Chile es hoy eminentemente de clase media. Las estimaciones varían, pero se calcula que seis de cada diez compatriotas forman parte de la misma. Pero ella está lejos de ser un universo homogéneo. Antes que una posición estabilizada, anclada en la estructura social, la clase media es una aspiración, una identidad moral, un sentimiento. Se yergue sobre el logro de haber dejado atrás la indignidad propia de la pobreza y obtenido el reconocimiento, la autonomía y el trato merecidos. Por lo mismo, su relato reivindica el ascenso social basado en el esfuerzo individual y familiar, en oposición al subsidio, apoyo y protección del Estado.
Ser de clase media, y permanecer ahí, es algo que da trabajo. En esto no hay ayuda que valga. Exige a cada uno estar siempre atento para levantar demarcaciones: con los de arriba, para que no te aplasten; con los de abajo, para que no te pillen, y con los de al lado, para que no te excluyan. En gran parte son delimitaciones simbólicas que, a diferencia de las materiales, son relativas, porosas, mutantes: esto fuerza a estar atentos a su evolución y trabajar diariamente para crearlas o recrearlas.
La educación, el consumo, el barrio, así como la invocación a valores como el trabajo, el mérito, la familia o la limpieza, son algunos atributos de distinción. Crecientemente, sin embargo, el trato se vuelve un factor clave; es algo así como la prueba o test que verifica ser parte de la clase media. La condición de base es no ser “abusado”. Esto implica el fin a las relaciones verticales, a jerarquías basadas en linajes, al poder ejercido caprichosamente sin regulaciones previas, y en el campo laboral, a la realización de actividades respecto de las cuales no hay deliberación. La condición de clase media exige un trato horizontal, basado en el mérito, reglado por normas, igualitario en términos de dignidad, y relaciones de trabajo donde hay márgenes de reflexividad y autonomía.
La clase media se siente atenazada por dos pulsiones. La primera es el temor a caer, a retornar a la condición originaria de la que se arrancó: la pobreza, la indiferenciación, la indignidad.

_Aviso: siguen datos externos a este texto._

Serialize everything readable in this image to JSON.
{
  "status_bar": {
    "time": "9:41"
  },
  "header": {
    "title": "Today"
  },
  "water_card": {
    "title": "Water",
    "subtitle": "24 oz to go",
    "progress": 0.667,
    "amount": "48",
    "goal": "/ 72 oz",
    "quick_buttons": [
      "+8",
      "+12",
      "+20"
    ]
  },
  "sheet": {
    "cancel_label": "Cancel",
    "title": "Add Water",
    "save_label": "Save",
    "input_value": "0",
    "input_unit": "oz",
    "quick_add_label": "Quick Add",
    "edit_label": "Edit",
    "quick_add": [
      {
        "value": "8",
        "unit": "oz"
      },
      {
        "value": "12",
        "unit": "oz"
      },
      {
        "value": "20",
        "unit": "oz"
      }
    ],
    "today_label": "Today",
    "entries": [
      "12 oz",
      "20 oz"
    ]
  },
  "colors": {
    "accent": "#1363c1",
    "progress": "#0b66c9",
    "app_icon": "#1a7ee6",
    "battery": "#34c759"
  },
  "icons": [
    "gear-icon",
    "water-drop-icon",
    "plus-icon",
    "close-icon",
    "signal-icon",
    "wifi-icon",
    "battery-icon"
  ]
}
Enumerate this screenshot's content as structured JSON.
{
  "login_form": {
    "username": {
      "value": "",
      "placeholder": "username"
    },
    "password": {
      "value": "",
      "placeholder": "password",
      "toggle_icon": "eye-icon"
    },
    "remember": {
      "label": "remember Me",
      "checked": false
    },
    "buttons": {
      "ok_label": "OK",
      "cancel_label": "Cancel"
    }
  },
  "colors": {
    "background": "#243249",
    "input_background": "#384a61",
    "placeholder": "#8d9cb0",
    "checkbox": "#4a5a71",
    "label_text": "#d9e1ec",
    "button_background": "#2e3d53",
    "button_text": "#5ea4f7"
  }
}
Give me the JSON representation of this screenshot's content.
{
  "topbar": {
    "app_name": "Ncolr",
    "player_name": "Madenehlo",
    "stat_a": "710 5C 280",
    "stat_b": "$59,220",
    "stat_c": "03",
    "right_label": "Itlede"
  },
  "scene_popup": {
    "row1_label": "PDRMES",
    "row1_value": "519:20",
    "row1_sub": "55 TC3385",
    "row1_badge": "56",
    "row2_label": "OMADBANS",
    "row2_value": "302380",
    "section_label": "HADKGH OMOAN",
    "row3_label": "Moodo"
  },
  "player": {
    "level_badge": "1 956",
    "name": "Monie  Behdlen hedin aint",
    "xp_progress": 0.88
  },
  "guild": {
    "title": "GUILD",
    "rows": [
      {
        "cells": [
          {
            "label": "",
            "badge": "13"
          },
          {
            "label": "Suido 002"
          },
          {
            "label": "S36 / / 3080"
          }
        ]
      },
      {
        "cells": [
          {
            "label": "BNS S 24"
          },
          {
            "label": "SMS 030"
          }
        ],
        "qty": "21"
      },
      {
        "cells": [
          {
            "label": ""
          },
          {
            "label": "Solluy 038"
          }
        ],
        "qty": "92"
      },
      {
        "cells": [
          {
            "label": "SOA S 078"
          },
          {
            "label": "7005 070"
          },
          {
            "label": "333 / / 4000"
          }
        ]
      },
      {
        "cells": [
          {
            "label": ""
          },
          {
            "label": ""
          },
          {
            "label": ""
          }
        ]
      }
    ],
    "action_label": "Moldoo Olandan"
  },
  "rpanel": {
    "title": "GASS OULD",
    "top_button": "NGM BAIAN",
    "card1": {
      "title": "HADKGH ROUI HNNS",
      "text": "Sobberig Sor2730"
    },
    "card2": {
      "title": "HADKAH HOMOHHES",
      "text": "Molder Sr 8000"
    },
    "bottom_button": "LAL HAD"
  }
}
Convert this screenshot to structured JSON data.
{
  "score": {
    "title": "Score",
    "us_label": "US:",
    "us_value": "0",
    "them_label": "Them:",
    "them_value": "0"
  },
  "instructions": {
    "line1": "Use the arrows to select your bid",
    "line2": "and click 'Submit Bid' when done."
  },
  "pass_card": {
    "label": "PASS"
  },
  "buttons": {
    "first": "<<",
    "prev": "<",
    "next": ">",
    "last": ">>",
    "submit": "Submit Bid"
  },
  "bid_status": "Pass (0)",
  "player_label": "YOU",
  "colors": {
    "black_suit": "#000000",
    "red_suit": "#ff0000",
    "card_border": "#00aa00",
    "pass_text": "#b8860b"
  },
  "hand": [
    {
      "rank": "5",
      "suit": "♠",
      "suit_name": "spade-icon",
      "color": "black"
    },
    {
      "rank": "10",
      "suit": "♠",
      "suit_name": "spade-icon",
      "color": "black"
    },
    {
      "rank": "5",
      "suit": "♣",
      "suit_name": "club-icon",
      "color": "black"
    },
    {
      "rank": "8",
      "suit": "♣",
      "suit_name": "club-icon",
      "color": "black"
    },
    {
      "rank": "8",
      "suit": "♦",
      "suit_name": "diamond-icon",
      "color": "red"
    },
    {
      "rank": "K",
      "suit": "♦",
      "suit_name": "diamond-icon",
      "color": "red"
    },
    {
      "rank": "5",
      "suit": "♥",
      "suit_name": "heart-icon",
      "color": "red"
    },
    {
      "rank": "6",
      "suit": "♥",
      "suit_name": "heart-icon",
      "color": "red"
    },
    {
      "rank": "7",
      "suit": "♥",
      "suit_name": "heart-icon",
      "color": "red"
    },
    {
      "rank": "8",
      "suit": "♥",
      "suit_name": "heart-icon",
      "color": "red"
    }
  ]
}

La segunda es la aprensión ante la posibilidad de no poder seguir subiendo en la escala social; de no lograr proyectar a futuro la experiencia vivida en los últimos treinta años, cuando una inmensa masa de población salió de la pobreza empujada por tasas de crecimiento económico que, a pesar de las promesas, no se han vuelto a repetir. Esto último es una fuente difusa de inquietud, la cual se vuelca ahora contra este gobierno (que prometió crecimiento) casi con la misma intensidad con que se volcó contra el anterior (que prometió igualdad).
Desde que la derecha chilena adoptó como relato la doctrina de los Chicago Boys, la clase media desapareció de su radar. Su atención se concentró, de una parte, en “cuidar a los ricos para que den más”, como lo dijera Pinochet con su singular simplicidad, y de la otra, en atender a los pobres mediante la focalización de los recursos públicos, evitando que estos cayeran en manos de la clase media. Esta, en efecto, debía olvidarse de la ayuda del Estado y recurrir al mercado para cubrir sus necesidades. Desde un punto de vista conceptual, en esto consistió buena parte de la llamada revolución neoliberal. Con el lanzamiento del programa “Clase Media Protegida”, el gobierno actual tiró todo eso por la borda, haciendo suyas las históricas banderas socialdemócratas. En buena hora. Pero no basta con una marca ingeniosa. Requisito básico es comprender las aspiraciones de la clase media, las que me temo son mucho más variadas, complejas y sutiles que la “protección”.